With Georgia being on of the hungriest states in the U.S., Vibha Bhargava, an adjunct professor in financial planning, housing and consumer economics, and Jung Sun Lee, an associate professor in foods and nutrition, sought to find out the major factors that contribute to food insecurity and what role mental health may play in it.
Bhargava said they looked at factors such as the socio-economic status, race, gender and marital status of people, and whether or not they were on food stamps.
“Nearly 14.3 percent, or 17.5 million, of U.S. households were food insecure at some time in 2013,” Bhargava said.
She and the audience agreed that data seemed high, and she said the number of food insecure households has major individual and societal costs due to the health problems it causes.
Of all family structures, Bhargava said single mothers with children tend to be more food insecure.
“Single mothers with children are most likely to be food insecure,” she said. “There’s a lot of literature on poverty and the economic challenges faced by single moms.”
Bhargava said those with low food security often report worse physical health also tend to manage health problems such as diabetes worse than most people.
Although poor physical health and affordability can be major factors of food insecurity, she said they are also applicable for mental illnesses, particularly depression.
“This is a really complex issue because food insecurity is multi-dimensional,” Bhargava said. “It’s associated with so many factors, such as income, education, employment and physical health.

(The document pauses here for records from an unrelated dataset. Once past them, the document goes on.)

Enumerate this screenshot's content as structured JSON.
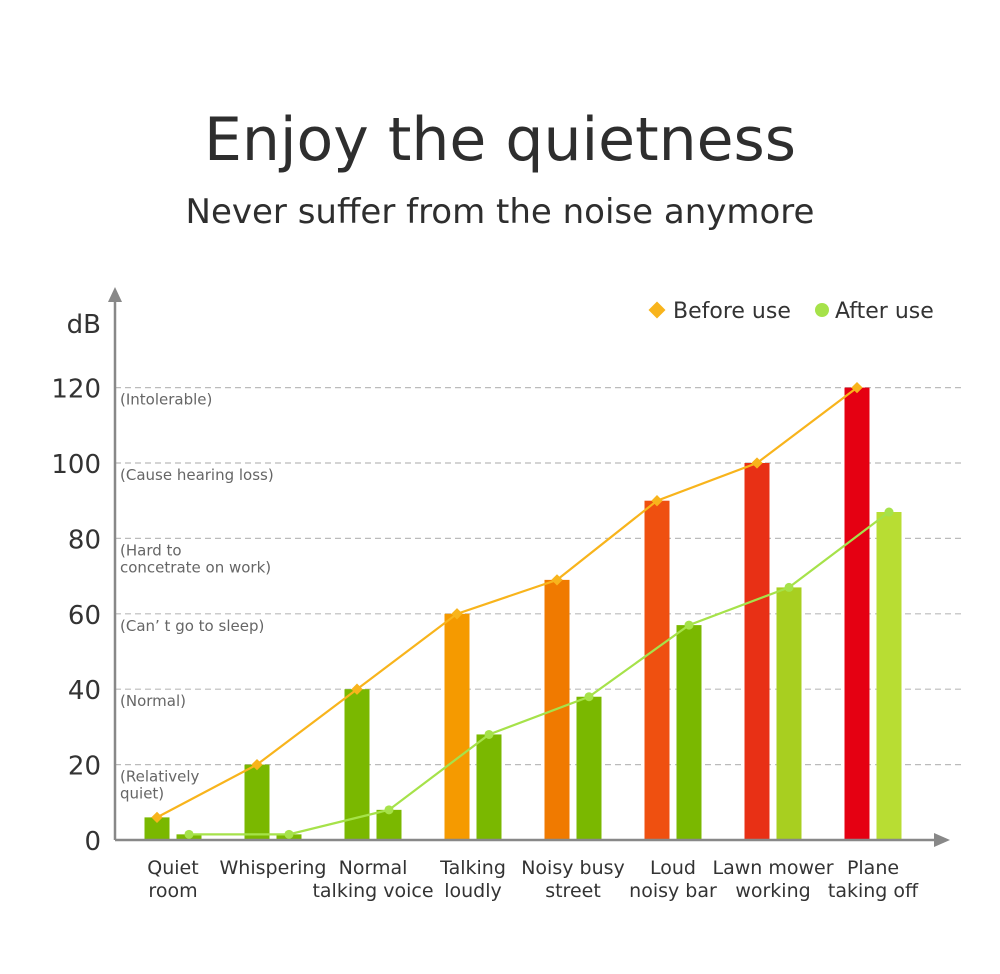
{
  "header": {
    "title": "Enjoy the quietness",
    "subtitle": "Never suffer from the noise anymore"
  },
  "chart_data": {
    "type": "bar",
    "ylabel": "dB",
    "ylim": [
      0,
      120
    ],
    "yticks": [
      0,
      20,
      40,
      60,
      80,
      100,
      120
    ],
    "grid": "horizontal-dashed",
    "legend_position": "top-right",
    "categories": [
      [
        "Quiet",
        "room"
      ],
      [
        "Whispering"
      ],
      [
        "Normal",
        "talking voice"
      ],
      [
        "Talking",
        "loudly"
      ],
      [
        "Noisy busy",
        "street"
      ],
      [
        "Loud",
        "noisy bar"
      ],
      [
        "Lawn mower",
        "working"
      ],
      [
        "Plane",
        "taking off"
      ]
    ],
    "series": [
      {
        "name": "Before use",
        "marker": "diamond",
        "line_color": "#f8b41c",
        "values": [
          6,
          20,
          40,
          60,
          69,
          90,
          100,
          120
        ],
        "bar_colors": [
          "#7ab800",
          "#7ab800",
          "#7ab800",
          "#f59a00",
          "#f07a00",
          "#ef5010",
          "#e83015",
          "#e50012"
        ]
      },
      {
        "name": "After use",
        "marker": "circle",
        "line_color": "#a6e24a",
        "values": [
          1.5,
          1.5,
          8,
          28,
          38,
          57,
          67,
          87
        ],
        "bar_colors": [
          "#7ab800",
          "#7ab800",
          "#7ab800",
          "#7ab800",
          "#7ab800",
          "#7ab800",
          "#a8cf20",
          "#b8dd33"
        ]
      }
    ],
    "annotations": [
      {
        "y": 120,
        "lines": [
          "(Intolerable)"
        ]
      },
      {
        "y": 100,
        "lines": [
          "(Cause hearing loss)"
        ]
      },
      {
        "y": 80,
        "lines": [
          "(Hard to",
          "concetrate on work)"
        ]
      },
      {
        "y": 60,
        "lines": [
          "(Can’ t go to sleep)"
        ]
      },
      {
        "y": 40,
        "lines": [
          "(Normal)"
        ]
      },
      {
        "y": 20,
        "lines": [
          "(Relatively",
          "quiet)"
        ]
      }
    ],
    "colors": {
      "axis": "#888888",
      "grid": "#bbbbbb",
      "legend_before": "#f8b41c",
      "legend_after": "#a6e24a"
    }
  }
}
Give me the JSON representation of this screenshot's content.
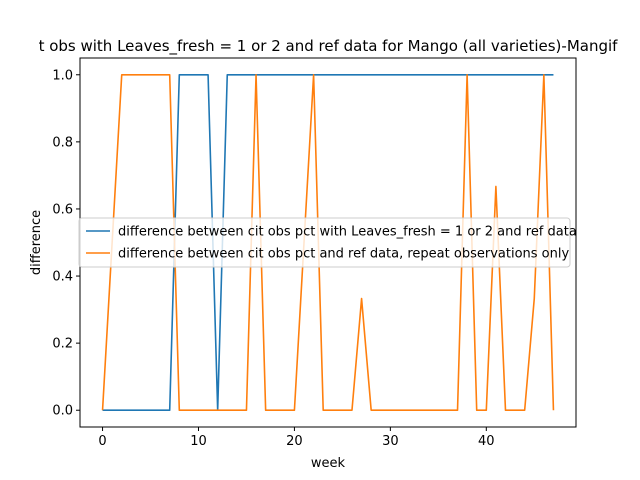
{
  "chart_data": {
    "type": "line",
    "title": "t obs with Leaves_fresh = 1 or 2 and ref data for Mango (all varieties)-Mangif",
    "xlabel": "week",
    "ylabel": "difference",
    "xlim": [
      -2.35,
      49.35
    ],
    "ylim": [
      -0.05,
      1.05
    ],
    "xticks": [
      0,
      10,
      20,
      30,
      40
    ],
    "yticks": [
      0.0,
      0.2,
      0.4,
      0.6,
      0.8,
      1.0
    ],
    "xtick_labels": [
      "0",
      "10",
      "20",
      "30",
      "40"
    ],
    "ytick_labels": [
      "0.0",
      "0.2",
      "0.4",
      "0.6",
      "0.8",
      "1.0"
    ],
    "grid": false,
    "legend_position": "center-right",
    "series": [
      {
        "name": "difference between cit obs pct with Leaves_fresh = 1 or 2 and ref data",
        "color": "#1f77b4",
        "x": [
          0,
          7,
          8,
          11,
          12,
          13,
          47
        ],
        "y": [
          0,
          0,
          1,
          1,
          0,
          1,
          1
        ]
      },
      {
        "name": "difference between cit obs pct and ref data, repeat observations only",
        "color": "#ff7f0e",
        "x": [
          0,
          2,
          7,
          8,
          15,
          16,
          17,
          20,
          22,
          23,
          26,
          27,
          28,
          37,
          38,
          39,
          40,
          41,
          42,
          44,
          45,
          46,
          47
        ],
        "y": [
          0,
          1,
          1,
          0,
          0,
          1,
          0,
          0,
          1,
          0,
          0,
          0.333,
          0,
          0,
          1,
          0,
          0,
          0.667,
          0,
          0,
          0.333,
          1,
          0
        ]
      }
    ]
  }
}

And all of these factors are also related to mental health.”
Food insecurity can also lead to stressful situations, like tradeoffs between food and medicine, something that can also lead to depression, she said.

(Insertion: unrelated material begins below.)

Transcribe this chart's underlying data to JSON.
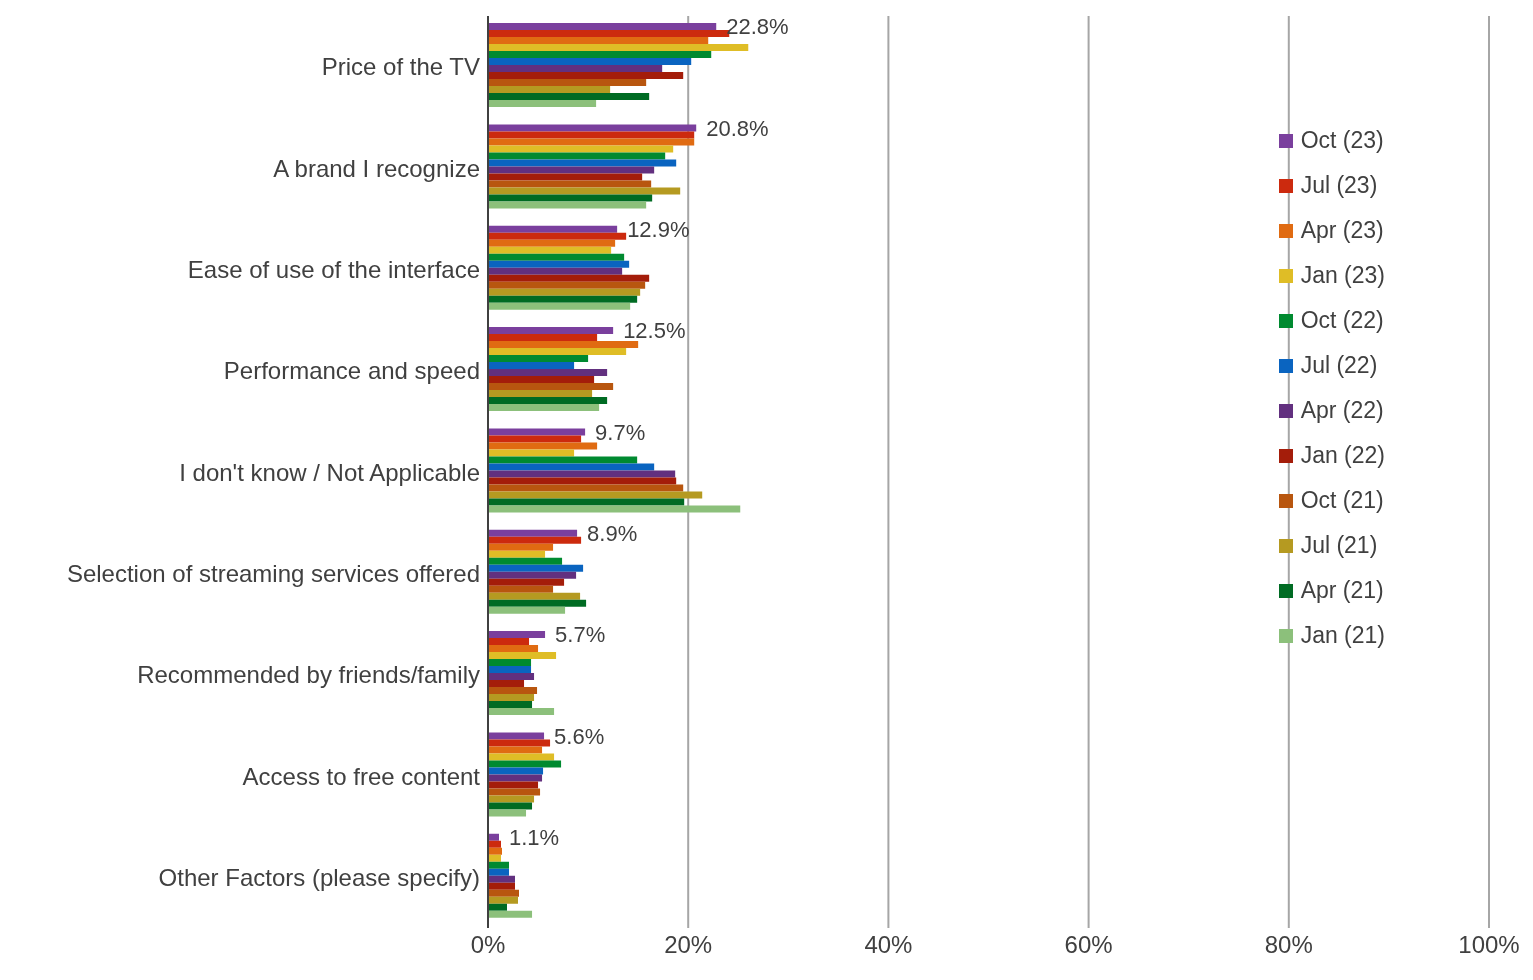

The environment one who suffers from food insecurity lives in can also lead to depression, Bhargava said.
“If you don’t see any signs of food insecurity in your neighbors, and they’re all doing good compared to you, who is struggling every day, that is bound to induce some stress as well,” she said.
Bhargava said the data that surprised her the most was that obese and overweight individuals suffering from food insecurity are less likely to be depressed than those at a healthy weight. What also surprised her was the high level of food insecurity and depression among individuals with food stamps.

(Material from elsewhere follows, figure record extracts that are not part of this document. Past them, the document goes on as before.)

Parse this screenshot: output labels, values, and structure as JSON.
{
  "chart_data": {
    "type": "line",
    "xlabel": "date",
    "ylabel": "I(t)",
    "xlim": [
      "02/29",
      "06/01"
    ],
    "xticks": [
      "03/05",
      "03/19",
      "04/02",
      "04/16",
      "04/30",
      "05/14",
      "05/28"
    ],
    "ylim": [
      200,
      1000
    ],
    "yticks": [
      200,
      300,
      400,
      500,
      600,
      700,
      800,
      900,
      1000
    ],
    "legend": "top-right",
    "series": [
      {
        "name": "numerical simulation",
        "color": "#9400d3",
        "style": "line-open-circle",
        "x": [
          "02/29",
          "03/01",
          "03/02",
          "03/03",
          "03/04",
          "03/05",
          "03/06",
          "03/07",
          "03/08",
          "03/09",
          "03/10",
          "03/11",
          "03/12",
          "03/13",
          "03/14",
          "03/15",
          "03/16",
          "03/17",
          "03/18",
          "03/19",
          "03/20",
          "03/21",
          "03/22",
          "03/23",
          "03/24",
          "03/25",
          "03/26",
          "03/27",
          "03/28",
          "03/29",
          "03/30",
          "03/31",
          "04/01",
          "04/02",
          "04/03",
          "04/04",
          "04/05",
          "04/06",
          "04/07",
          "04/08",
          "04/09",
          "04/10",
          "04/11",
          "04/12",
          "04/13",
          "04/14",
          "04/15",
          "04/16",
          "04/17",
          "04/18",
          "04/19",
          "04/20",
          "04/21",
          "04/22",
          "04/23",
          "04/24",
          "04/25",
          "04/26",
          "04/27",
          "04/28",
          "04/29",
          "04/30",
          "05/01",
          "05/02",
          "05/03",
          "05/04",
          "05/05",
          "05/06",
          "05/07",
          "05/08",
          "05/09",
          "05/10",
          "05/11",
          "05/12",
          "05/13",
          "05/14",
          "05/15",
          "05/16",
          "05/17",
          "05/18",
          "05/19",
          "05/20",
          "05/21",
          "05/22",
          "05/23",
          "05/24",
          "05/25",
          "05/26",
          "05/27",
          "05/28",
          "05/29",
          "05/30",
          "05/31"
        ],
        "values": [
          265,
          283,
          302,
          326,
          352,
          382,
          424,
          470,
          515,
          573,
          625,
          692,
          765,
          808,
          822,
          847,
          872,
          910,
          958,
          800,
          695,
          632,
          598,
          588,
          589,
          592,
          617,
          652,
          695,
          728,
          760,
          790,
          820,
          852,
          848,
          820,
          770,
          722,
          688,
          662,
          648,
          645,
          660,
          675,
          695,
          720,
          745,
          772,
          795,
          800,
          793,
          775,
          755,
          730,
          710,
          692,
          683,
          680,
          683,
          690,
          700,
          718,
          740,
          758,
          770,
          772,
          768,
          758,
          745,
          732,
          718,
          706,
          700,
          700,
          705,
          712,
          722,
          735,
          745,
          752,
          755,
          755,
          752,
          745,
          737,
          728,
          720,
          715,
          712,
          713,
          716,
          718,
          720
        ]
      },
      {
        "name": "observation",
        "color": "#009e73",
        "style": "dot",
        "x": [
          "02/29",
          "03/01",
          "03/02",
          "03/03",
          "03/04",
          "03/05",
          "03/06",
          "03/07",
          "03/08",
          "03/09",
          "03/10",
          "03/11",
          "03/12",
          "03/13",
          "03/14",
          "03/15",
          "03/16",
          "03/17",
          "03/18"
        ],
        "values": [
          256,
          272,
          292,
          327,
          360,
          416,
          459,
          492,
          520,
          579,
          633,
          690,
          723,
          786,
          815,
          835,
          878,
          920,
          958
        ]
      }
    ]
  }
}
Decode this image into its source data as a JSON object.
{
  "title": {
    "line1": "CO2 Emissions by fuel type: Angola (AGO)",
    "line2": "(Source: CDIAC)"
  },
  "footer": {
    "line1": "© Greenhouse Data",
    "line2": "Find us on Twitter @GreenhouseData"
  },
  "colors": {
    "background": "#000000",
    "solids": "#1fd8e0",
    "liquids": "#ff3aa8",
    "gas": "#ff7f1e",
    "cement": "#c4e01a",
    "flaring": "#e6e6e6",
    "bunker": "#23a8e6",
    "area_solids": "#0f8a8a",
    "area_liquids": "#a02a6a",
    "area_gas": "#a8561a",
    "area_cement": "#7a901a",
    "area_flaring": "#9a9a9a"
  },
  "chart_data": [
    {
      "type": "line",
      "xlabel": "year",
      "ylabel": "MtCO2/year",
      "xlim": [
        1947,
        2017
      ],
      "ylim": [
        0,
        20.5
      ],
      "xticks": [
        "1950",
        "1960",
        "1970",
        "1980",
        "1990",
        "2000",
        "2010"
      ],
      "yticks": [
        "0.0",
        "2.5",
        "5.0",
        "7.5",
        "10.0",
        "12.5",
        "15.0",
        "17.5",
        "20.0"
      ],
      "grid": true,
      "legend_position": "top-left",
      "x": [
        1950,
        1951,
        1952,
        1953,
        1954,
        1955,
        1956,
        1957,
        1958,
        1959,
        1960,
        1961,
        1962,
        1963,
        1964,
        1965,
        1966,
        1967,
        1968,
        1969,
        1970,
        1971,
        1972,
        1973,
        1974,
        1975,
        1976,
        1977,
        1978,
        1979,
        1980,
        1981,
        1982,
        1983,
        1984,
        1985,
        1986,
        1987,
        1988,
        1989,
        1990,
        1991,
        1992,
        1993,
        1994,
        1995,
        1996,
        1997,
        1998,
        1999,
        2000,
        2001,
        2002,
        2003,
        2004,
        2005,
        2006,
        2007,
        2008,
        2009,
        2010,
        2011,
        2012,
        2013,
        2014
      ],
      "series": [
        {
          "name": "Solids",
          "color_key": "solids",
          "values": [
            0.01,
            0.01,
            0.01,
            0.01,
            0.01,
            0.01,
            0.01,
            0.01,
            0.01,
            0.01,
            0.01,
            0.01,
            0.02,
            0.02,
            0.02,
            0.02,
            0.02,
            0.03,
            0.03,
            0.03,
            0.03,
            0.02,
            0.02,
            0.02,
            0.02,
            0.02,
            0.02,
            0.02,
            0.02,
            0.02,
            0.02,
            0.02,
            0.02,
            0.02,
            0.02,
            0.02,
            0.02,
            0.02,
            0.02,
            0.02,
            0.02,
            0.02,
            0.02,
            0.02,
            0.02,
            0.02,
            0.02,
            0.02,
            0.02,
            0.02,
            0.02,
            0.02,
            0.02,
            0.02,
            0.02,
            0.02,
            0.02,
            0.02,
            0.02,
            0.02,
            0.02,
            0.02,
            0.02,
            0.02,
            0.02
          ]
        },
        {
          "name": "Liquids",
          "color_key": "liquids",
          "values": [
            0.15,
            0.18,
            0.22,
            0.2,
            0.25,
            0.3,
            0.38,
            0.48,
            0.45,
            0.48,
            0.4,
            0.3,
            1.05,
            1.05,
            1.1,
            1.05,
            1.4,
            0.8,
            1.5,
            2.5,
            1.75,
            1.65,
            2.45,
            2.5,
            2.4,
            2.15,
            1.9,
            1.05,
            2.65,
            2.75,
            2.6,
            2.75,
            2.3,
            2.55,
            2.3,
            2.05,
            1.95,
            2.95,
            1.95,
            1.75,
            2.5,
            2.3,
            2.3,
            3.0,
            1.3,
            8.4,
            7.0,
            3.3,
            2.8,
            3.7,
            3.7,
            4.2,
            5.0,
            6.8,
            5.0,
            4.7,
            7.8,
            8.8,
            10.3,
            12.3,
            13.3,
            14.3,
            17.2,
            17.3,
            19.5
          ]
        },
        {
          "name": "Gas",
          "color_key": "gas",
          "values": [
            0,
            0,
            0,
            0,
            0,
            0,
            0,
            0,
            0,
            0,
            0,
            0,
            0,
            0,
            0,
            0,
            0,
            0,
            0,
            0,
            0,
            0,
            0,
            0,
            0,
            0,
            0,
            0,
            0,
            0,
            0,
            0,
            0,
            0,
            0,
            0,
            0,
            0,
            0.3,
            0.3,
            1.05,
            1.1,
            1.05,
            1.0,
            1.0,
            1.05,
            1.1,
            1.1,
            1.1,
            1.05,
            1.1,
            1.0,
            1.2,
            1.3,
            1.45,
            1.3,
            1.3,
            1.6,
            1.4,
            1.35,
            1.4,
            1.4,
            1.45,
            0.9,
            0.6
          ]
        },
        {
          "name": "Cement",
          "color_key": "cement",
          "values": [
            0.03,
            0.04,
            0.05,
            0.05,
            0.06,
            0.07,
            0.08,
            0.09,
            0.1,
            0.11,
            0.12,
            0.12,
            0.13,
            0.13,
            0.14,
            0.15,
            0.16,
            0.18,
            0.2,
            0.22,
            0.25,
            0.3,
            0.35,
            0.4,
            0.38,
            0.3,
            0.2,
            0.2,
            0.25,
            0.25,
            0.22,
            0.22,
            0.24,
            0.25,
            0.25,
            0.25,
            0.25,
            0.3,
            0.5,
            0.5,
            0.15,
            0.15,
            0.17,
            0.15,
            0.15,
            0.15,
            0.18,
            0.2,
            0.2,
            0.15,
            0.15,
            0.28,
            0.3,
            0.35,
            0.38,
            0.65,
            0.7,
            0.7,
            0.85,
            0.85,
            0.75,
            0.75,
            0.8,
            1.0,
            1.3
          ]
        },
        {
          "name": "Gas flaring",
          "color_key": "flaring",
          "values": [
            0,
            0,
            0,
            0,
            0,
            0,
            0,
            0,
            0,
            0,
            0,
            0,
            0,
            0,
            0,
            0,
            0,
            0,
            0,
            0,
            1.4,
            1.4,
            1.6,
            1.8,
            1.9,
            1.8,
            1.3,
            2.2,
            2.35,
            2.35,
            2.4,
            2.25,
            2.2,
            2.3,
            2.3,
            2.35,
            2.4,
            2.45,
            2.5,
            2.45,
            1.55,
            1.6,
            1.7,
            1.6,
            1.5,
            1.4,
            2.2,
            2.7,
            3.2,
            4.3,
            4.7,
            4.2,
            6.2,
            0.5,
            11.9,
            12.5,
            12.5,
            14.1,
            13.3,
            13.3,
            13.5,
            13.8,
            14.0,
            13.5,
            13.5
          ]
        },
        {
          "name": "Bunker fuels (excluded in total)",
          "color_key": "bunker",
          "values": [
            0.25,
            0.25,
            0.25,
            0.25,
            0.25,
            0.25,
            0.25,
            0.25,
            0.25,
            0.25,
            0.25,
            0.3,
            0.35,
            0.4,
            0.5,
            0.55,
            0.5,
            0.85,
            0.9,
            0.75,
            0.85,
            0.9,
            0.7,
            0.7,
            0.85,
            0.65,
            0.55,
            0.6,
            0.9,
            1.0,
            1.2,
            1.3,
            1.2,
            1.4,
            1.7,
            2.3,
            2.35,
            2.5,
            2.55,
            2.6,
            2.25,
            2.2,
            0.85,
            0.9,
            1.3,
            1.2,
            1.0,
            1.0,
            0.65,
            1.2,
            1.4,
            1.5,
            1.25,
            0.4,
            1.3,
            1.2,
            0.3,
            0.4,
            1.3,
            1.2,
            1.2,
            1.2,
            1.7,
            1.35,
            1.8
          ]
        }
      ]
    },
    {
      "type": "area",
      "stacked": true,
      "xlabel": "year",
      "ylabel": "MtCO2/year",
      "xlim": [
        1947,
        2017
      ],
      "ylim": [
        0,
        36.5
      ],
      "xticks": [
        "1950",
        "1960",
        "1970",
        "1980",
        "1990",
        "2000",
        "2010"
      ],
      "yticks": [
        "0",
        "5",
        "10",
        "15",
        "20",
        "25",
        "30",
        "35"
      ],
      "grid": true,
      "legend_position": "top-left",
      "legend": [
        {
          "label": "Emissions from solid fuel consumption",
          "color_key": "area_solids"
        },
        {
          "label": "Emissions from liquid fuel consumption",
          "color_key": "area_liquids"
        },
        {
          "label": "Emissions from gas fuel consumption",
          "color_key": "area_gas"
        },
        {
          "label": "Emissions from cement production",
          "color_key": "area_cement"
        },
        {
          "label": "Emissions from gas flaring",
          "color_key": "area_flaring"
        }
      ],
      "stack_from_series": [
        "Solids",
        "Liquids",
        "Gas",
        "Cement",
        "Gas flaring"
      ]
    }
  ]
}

“Food stamp participation increases your likelihood of being depressed,” Bhargava said. “There is a lot of literature that talks about the emotional stress associated with the stigma of receiving food stamp benefits. Some of that might be going on here.”
Lee said their research started out as a way to find out how to help low-income populations, and led to something different.
“Food insecurity is my specialty,” Lee said. “We wanted to work on some of the ways we could help low-income populations or those who are vulnerable in terms of income, nutrition and health disparities. It’s released a lot of interesting data sets, so we can do even more to examine this issue.”
Sae Chong, a consumer economics graduate student from South Korea, came to the presentation because she was interested in this topic and found the information that Bhargava and Lee compiled to be valuable.
“I’ve never seen a study done before that related food insecurity and mental illness, so this entire study was just interesting to me,” she said. “Depression is a growing problem in the U.S. and food insecurity is a major problem here, so it was interesting to see this.”